There are a few vendors that apply both strategies of categorization – use heuristics first and then apply rules for categorization. I believe this is the best approach in solving a classification problem with limited content.
- Owner of email/record – Whereas a document tends to have a well-defined owner/creator, the owner of an email can be vague. For example, an email author may send request to a group of people for the latest version of SOP document. Several people reply with different versions of the desired document (due to lack of version control or use of Content Management System). Assuming that the email is categorized based on email authors, emails for different email authors may be different based on their roles (eg CEO emails retain for 7 yrs, everyone else 3 yrs). Therefore, you can have a situation where the same SOP document gets retained for different times because of how email categorized.
This challenge is not as much a technical issue as how the rules of classification are defined. In the world of records management, a document has a real owner. The request for a document is not typically treated as a record itself, so you do not run into these kind of issues. You may encounter that a document may fit into multiple record series, but at the end of the day, the records managers decide where the document fits most appropriately.
- Versioning/supersession – SOP documents typically have a shelf-life and get replaced on a periodic basis. When a new version of the document is declared as a record, the new record supersedes the old record. This is a straight-forward concept. How does this apply to email? Emails are normally not versioned; you typically have an email chain going back and forth between various users. Which one of the emails should be the record and which should be superseded? The reality is that supersession does not really fit with emails (hence title of the blog post).
Some vendors treat email chains as single chain and applies a single retention based on the earliest or latest date of the email chain.
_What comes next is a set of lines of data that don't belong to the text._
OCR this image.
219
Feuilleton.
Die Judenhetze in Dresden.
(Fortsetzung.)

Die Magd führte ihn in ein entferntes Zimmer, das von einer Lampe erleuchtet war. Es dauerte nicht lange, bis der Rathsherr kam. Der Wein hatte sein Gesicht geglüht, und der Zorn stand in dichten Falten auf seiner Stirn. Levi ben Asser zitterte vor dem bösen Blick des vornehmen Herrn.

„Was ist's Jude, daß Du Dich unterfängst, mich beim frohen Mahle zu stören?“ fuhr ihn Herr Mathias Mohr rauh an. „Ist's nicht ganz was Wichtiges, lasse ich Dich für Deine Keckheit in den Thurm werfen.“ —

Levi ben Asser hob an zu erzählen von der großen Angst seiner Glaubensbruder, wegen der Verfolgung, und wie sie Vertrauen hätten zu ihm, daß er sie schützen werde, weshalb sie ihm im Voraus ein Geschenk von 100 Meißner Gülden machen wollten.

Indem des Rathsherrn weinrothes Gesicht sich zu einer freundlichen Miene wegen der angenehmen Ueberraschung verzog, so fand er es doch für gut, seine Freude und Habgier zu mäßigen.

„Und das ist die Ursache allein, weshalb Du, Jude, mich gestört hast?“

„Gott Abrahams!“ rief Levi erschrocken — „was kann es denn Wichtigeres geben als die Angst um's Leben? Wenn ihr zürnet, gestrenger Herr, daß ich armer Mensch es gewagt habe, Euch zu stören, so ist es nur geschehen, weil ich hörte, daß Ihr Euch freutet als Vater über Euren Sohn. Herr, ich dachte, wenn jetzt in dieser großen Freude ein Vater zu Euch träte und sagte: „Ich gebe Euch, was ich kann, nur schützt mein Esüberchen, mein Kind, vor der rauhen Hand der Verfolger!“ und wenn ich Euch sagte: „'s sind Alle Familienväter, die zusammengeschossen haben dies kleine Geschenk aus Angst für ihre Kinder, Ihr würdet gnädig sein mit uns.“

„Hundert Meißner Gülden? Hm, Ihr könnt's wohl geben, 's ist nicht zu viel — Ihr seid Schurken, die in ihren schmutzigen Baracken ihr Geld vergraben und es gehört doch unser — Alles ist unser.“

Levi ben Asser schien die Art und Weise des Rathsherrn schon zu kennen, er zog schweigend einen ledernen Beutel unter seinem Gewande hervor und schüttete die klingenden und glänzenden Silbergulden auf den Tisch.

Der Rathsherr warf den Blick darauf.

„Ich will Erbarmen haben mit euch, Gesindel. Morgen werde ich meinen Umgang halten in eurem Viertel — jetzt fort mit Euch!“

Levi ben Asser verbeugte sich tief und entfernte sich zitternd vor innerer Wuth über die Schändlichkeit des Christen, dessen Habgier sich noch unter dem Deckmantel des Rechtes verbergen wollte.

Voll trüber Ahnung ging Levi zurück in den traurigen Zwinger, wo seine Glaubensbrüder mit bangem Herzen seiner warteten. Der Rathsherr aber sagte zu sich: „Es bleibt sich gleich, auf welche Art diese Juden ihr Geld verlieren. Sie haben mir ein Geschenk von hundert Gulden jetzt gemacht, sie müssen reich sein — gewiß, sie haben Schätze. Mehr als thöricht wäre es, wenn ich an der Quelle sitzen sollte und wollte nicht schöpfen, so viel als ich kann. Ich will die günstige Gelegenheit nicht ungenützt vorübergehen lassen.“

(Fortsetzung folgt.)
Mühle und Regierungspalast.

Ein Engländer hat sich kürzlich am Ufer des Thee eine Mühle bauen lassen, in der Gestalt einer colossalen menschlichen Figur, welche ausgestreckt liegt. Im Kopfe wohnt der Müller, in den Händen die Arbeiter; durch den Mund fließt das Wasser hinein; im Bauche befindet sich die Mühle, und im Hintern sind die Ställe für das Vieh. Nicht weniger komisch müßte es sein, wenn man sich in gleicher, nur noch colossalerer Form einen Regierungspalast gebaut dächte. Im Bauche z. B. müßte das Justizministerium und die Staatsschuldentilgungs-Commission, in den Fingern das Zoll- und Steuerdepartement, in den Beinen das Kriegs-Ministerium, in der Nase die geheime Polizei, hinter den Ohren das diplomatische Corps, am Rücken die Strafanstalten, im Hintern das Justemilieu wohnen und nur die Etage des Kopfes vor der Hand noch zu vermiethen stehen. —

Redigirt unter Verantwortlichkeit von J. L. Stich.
The idea of superseding email does not really exist in email archiving products. Again, this is not a technical issue as much as emails are very different than typical document/records.
I strongly believe that companies need to include email as part of their overall records management strategy; however, their current records management system may not be up to par to handle email archiving. Likewise, email archiving systems should not be use as records management system. I feel that in most situations, a company needs both types of systems, but they also should have a well thought out unified records strategy that includes both documents and emails.